Les Pigeons de Paris, Víctor del Árbol
Les Pigeons de Paris, trad. espagnol Claude Bleton, 96 pages, 8,50 €
Ecrivain(s): Victor del Arbol Edition: La Contre Allée
L’auteur de romans noirs fleuves, à l’échelle des grands romans du XIXe, s’essaye à nouveau à la forme courte, après ses aventures ludiques avec le projet des Aventures du concierge masqué (voir ici). Mais le projet que la Contre Allée et Benoît Verhille ont proposé à Víctor del Árbol est sans doute un brin plus ambitieux. Il s’agit en effet d’un projet éditorial qui vise simplement à donner un aperçu de ce qui s’écrit à travers l’Europe et sur l’Europe. La collection Fictions d’Europe propose en effet à des auteurs de poser leur regard sur l’Europe au travers de brefs récits de fiction (moins de 100 courtes pages). A ce jour cinq volumes ont été édités dans lesquels on peut entendre des voix de France, du Portugal, de Grèce, d’Espagne et de Pologne (avec respectivement Arno Bertina, Gonçalo M. Tavares, Christos Chryssopoulos, Víctor del Árbol et Olga Tokarczuk). Il s’agit de textes originaux écrits spécialement pour la collection, traduits, et dont l’édition française est en fait la première édition.
Ces Pigeons de Paris sont aussi une parenthèse dans l’écriture de La veille de presque tout. On y retrouve donc certaines des thématiques chères à l’auteur de La tristesse du samouraï, et de Toutes les vagues de l’océan, cet ambitieux et grand roman russe espagnol, à commencer par celle de la mémoire et des souvenirs qui peuvent à la fois nous faire vivre ou nous pousser vers l’oubli et le silence.
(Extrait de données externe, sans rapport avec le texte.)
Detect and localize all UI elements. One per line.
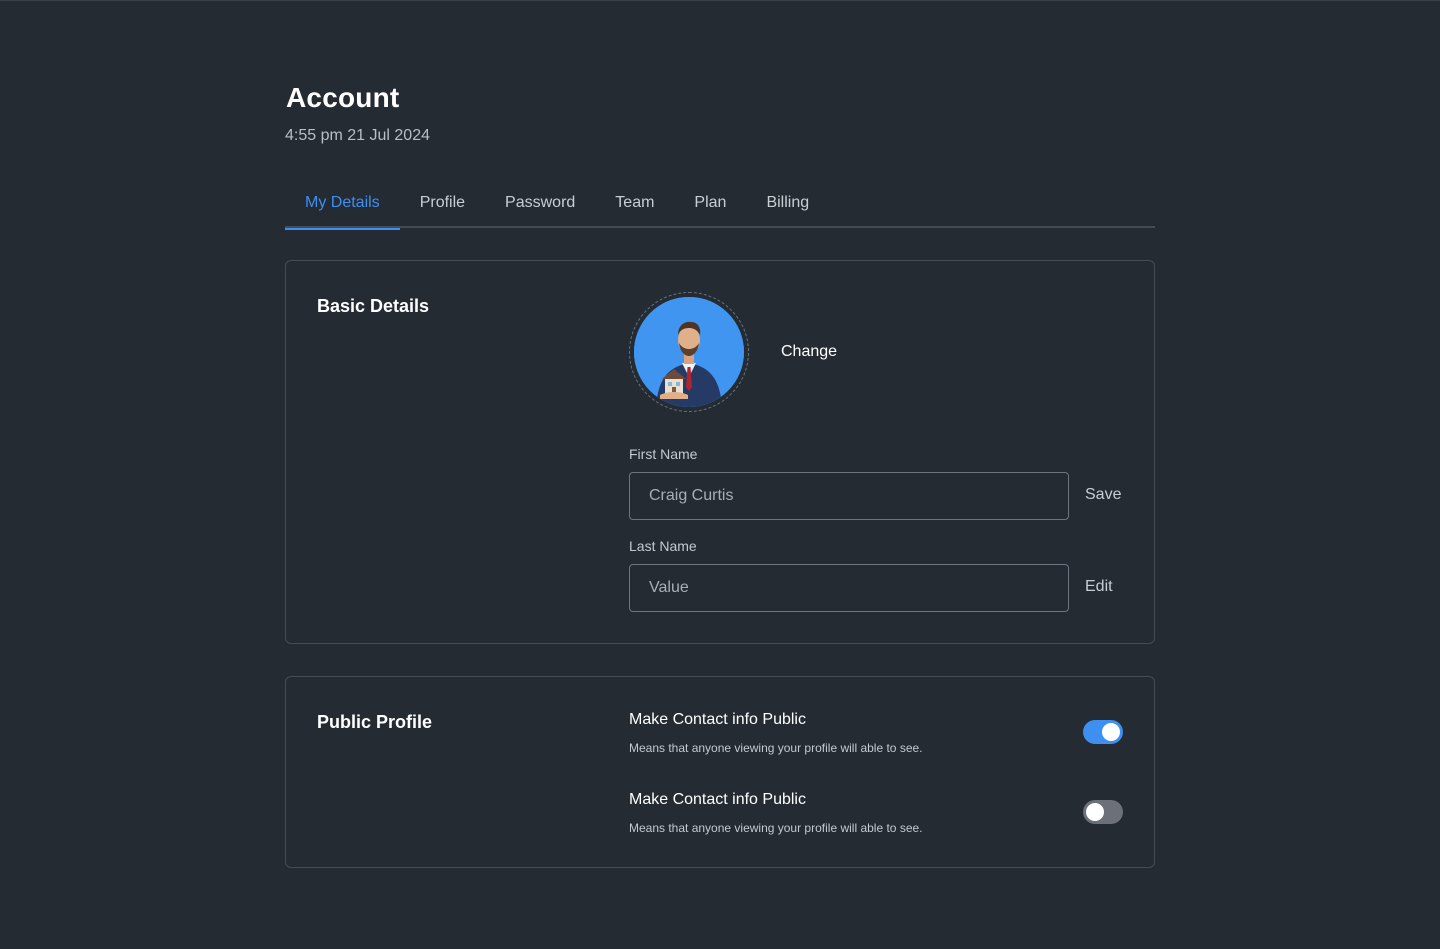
toggle-knob: [1102, 723, 1120, 741]
toggle-knob: [1086, 803, 1104, 821]
first-name-input[interactable]: [629, 472, 1069, 520]
profile-photo-icon: [634, 297, 744, 407]
last-name-label: Last Name: [629, 538, 697, 554]
public-profile-card: Public Profile Make Contact info Public …: [285, 676, 1155, 868]
account-tabs: My Details Profile Password Team Plan Bi…: [285, 182, 1155, 230]
avatar-frame[interactable]: [629, 292, 749, 412]
tab-billing[interactable]: Billing: [746, 182, 829, 228]
tab-plan[interactable]: Plan: [674, 182, 746, 228]
avatar: [634, 297, 744, 407]
setting-description: Means that anyone viewing your profile w…: [629, 821, 923, 835]
tab-profile[interactable]: Profile: [400, 182, 485, 228]
basic-details-title: Basic Details: [317, 296, 430, 316]
page-title: Account: [286, 82, 400, 113]
edit-button[interactable]: Edit: [1085, 578, 1113, 596]
tab-my-details[interactable]: My Details: [285, 182, 400, 230]
last-name-input[interactable]: [629, 564, 1069, 612]
basic-details-card: Basic Details Change First Name Craig Cu…: [285, 260, 1155, 644]
contact-public-toggle-1[interactable]: [1083, 720, 1123, 744]
contact-public-toggle-2[interactable]: [1083, 800, 1123, 824]
setting-title: Make Contact info Public: [629, 711, 806, 728]
first-name-label: First Name: [629, 446, 698, 462]
change-avatar-button[interactable]: Change: [781, 343, 837, 361]
tab-password[interactable]: Password: [485, 182, 595, 228]
setting-description: Means that anyone viewing your profile w…: [629, 741, 923, 755]
page-timestamp: 4:55 pm 21 Jul 2024: [285, 127, 430, 144]
setting-title: Make Contact info Public: [629, 791, 806, 808]
tab-team[interactable]: Team: [595, 182, 674, 228]
public-profile-title: Public Profile: [317, 712, 433, 732]
save-button[interactable]: Save: [1085, 486, 1121, 504]
top-divider: [0, 0, 1440, 1]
Juan – Juanito, comme l’appelaient autrefois les voix du village qui n’existent plus – attend.
Il attend devant sa maison, endimanché. Que des jeunes viennent faire ce qu’ils ont à faire. L’exproprier. Des jeunes, ses enfants, qui le poussent hors de ses souvenirs emplis d’absences. Des souvenirs et une mémoire qui lui pèsent autant qu’ils lui sont nécessaires.
Comprenez-moi bien : être vieux, c’est avoir une accumulation de vie. Ma maladie n’est pas le mensonge, ni la démence, ni l’imposture. La tumeur qui me tue c’est le souvenir. Le souvenir des choses comme elles étaient ou comme je pensais qu’elles étaient, car avant, bien avant, les choses étaient comme on voulait qu’elles soient ; privilèges d’enfants qui grandissaient dans les montagnes.
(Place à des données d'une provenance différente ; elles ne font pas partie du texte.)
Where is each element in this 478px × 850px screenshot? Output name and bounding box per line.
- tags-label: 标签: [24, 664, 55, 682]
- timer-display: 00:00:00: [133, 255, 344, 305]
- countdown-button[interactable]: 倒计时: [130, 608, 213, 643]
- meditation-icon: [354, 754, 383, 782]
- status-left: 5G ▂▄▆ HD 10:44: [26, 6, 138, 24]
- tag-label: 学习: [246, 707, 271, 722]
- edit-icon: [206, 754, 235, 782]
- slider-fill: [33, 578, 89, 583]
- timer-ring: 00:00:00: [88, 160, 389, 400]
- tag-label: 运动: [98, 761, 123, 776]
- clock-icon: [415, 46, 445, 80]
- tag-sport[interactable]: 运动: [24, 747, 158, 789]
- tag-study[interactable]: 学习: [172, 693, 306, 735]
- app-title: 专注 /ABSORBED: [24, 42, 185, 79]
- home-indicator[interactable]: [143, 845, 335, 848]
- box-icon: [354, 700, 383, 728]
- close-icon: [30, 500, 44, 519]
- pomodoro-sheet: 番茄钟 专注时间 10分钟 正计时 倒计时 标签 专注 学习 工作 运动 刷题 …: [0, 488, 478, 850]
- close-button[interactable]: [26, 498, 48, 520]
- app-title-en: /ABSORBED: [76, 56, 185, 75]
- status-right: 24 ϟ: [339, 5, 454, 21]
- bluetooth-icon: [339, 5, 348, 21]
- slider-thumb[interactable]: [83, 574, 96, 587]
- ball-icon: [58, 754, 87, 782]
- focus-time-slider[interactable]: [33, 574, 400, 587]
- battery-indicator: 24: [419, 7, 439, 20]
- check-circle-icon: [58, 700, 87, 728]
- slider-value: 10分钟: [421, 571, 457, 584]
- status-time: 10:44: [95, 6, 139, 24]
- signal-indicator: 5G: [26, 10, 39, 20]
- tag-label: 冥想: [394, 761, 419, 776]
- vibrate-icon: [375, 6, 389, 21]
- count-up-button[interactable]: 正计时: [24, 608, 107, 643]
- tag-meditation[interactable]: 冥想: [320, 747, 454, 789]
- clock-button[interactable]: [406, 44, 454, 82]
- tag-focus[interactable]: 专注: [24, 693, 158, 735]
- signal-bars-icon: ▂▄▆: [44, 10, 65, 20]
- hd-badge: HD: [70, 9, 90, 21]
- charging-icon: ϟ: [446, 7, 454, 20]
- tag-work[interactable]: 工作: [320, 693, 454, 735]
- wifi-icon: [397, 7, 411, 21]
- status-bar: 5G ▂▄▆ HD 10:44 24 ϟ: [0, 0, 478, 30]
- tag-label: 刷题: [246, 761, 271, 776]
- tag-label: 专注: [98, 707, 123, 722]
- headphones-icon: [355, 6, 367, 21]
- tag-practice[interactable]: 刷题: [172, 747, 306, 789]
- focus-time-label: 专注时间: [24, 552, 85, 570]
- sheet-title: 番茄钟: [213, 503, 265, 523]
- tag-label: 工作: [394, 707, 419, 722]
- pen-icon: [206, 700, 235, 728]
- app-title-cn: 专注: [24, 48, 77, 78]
Dans ce monde disparu, les immigrés qui revenaient quelques jours étaient tout auréolés des rêves de Paris, de Munich, de Berne, Genève, Copenhague, Bruxelles, Londres Rome et même Lisbonne… L’avenir de l’Espagne semblait toujours à chercher ailleurs, bien plus au nord que cette Andalousie qui n’était que la porte de l’Afrique. Dans ce temps là, Juanito fit connaissance de Clio. Clio qui lui apprenait quelques bribes de français à partir d’un petit livre qui ne la quittait pas, Les Pigeons de Paris… Un livre et un souvenir qui le mèneront, beaucoup plus tard, dans les rues de Paris, à la chasse aux souvenirs qu’il n’a pu avoir, qu’il aurait pu peut-être fabriquer si les choses avaient été autres.
L’écriture de Víctor del Árbol prend toute son ampleur dans la tradition du roman qui tient à la fois du récit philosophique, du roman d’apprentissage et de la littérature noire (bien plus que du polar ou du roman policier), et sa respiration trouve tout son lyrisme et sa profondeur dans les grands espaces romanesques, mais il sait aussi ciseler avec une indéniable maîtrise la brièveté et la concision de la forme brève sans perdre de son lyrisme et de son profond humanisme, donnant à ses personnages une vie plus que réelle que le réel lui-même, car nous y reconnaissons presque toujours une part de nous-même.
Dans le silence de ce qui a été comme de ce qui aurait pu être mais n’a pas été, au bord de l’oubli et des espoirs jamais réalisés mais jamais vraiment perdus, passe le temps.